As I tried to exercise and go to gym before, but never actually stuck to it, this time I wanted to change my exercise routine a bit. I was more focused on stretching and doing some pilates at home, walking everywhere instead of using public transport, and the most important- using stairs. I was afraid of climbing the stairs because of my painful knee, but I started small and increased the number of stairs every week. I was lucky that my faculty actually had 10 floors, and most of my classes were actually in the classroom located on the 10th floor.
I think that utilizing things I used every day was a key ingredient to my weight loss, because it didn’t actually feel like exercise, but it made me sweat and slowly I felt like I was gaining back my stamina. I trusted the process and stayed disciplined.
After one month of changed lifestyle, I dropped down 5 kg. Seeing the weight come off and fitting into smaller clothes was perhaps the best motivator.
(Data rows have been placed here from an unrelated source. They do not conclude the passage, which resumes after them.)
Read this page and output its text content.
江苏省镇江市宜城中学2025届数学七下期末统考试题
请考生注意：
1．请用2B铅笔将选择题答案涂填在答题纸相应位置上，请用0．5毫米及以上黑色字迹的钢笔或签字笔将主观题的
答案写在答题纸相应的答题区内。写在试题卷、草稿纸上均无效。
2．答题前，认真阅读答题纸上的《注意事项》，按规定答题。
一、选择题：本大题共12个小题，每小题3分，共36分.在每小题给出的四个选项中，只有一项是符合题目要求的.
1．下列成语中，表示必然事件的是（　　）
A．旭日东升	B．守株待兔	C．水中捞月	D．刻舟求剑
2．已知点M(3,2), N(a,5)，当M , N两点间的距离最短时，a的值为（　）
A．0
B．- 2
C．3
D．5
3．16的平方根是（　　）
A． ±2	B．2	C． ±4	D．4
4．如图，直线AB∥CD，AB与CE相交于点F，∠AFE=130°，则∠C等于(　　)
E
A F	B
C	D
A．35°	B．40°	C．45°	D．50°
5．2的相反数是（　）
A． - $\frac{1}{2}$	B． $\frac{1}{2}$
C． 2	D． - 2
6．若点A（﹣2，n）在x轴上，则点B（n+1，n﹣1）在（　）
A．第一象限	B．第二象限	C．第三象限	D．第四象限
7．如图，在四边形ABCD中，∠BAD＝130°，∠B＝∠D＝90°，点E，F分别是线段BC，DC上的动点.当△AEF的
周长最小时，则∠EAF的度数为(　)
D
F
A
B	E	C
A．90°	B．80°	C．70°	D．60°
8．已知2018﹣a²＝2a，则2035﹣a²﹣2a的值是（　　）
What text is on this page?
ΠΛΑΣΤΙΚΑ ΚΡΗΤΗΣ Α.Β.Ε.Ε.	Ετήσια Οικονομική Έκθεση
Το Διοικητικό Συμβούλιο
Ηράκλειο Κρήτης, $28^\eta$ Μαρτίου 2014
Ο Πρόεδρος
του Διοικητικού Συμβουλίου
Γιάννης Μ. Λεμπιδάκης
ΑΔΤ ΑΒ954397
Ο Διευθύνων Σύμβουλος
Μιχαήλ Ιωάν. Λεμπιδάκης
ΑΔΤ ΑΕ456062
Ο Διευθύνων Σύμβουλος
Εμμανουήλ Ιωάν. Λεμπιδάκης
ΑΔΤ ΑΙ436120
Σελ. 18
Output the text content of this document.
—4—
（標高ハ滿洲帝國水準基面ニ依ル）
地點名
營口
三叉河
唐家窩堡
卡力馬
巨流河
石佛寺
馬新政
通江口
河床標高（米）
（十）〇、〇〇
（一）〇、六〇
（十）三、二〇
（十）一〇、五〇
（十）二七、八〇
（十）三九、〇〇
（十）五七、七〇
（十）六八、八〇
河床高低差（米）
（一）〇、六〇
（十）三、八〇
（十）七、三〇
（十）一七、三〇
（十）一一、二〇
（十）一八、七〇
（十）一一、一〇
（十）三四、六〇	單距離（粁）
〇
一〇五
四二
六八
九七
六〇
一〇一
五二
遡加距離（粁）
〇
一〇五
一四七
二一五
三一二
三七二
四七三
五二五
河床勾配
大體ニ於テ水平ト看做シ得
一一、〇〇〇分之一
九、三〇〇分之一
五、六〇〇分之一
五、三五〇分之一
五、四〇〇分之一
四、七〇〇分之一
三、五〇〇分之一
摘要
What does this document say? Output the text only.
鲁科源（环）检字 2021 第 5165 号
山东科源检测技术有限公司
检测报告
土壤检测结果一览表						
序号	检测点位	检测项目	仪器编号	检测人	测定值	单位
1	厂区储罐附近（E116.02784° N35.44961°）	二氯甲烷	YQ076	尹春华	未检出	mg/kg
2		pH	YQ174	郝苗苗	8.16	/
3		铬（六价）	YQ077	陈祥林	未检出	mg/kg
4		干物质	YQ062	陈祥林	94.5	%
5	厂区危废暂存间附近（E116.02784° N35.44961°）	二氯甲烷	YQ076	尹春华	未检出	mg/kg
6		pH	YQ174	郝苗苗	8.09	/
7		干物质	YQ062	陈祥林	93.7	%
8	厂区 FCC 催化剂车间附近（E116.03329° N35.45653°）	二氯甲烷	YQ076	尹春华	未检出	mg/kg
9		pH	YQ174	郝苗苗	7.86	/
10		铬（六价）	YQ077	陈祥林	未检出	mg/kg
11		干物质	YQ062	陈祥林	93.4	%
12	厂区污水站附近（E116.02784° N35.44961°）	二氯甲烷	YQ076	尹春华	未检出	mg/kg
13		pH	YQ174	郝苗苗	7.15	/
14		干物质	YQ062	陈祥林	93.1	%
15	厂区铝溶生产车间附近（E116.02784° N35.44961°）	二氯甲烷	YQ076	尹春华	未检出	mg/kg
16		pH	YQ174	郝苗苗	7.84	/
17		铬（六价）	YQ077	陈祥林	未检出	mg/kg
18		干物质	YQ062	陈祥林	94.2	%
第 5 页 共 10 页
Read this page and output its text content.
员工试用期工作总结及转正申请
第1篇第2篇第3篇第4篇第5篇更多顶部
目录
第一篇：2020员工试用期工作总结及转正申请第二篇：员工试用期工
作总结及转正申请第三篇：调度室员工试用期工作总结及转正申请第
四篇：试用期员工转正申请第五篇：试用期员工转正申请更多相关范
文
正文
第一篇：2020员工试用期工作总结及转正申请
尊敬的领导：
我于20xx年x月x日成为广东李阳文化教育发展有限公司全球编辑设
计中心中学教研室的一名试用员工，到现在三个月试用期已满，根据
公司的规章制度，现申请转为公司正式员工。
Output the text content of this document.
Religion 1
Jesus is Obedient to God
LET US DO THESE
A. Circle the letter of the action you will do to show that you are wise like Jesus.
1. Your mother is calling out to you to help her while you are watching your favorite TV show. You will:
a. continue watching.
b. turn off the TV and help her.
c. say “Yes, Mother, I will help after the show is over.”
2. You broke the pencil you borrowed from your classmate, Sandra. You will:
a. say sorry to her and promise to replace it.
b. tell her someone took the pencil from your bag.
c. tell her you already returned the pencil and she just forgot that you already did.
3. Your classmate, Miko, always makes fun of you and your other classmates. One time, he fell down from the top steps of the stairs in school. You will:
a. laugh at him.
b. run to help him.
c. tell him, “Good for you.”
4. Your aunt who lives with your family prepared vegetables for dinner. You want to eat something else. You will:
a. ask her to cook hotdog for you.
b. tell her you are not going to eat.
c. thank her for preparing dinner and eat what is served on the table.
Even though sometimes I allowed myself to eat a piece of cake or pizza, I still kept on losing weight and never returned to emotional eating cycle. Introducing these changes into my lifestyle, I managed to lose 15 kg in total.
My journey has been more like a roller coaster ride of trials, many errors, and was definitely not an overnight success. I had bad and good days, but I felt that quitting meant giving up on myself.
If I could give advice to other people wanting to lose weight but failed almost every time they tried, start by making better choices, first of all - eating less quantity, and learn to love yourself, which will eventually lead to eating healthier and getting into shape. Don’t try to lose weight by going on rigorous diets. Don’t set a specific time frame for losing the weight, because each of us is different. Discover a form of exercise you love. If you don't love your workout, you will not do it. And most importantly, believe in yourself. Believe that you deserve to be the best version of yourself!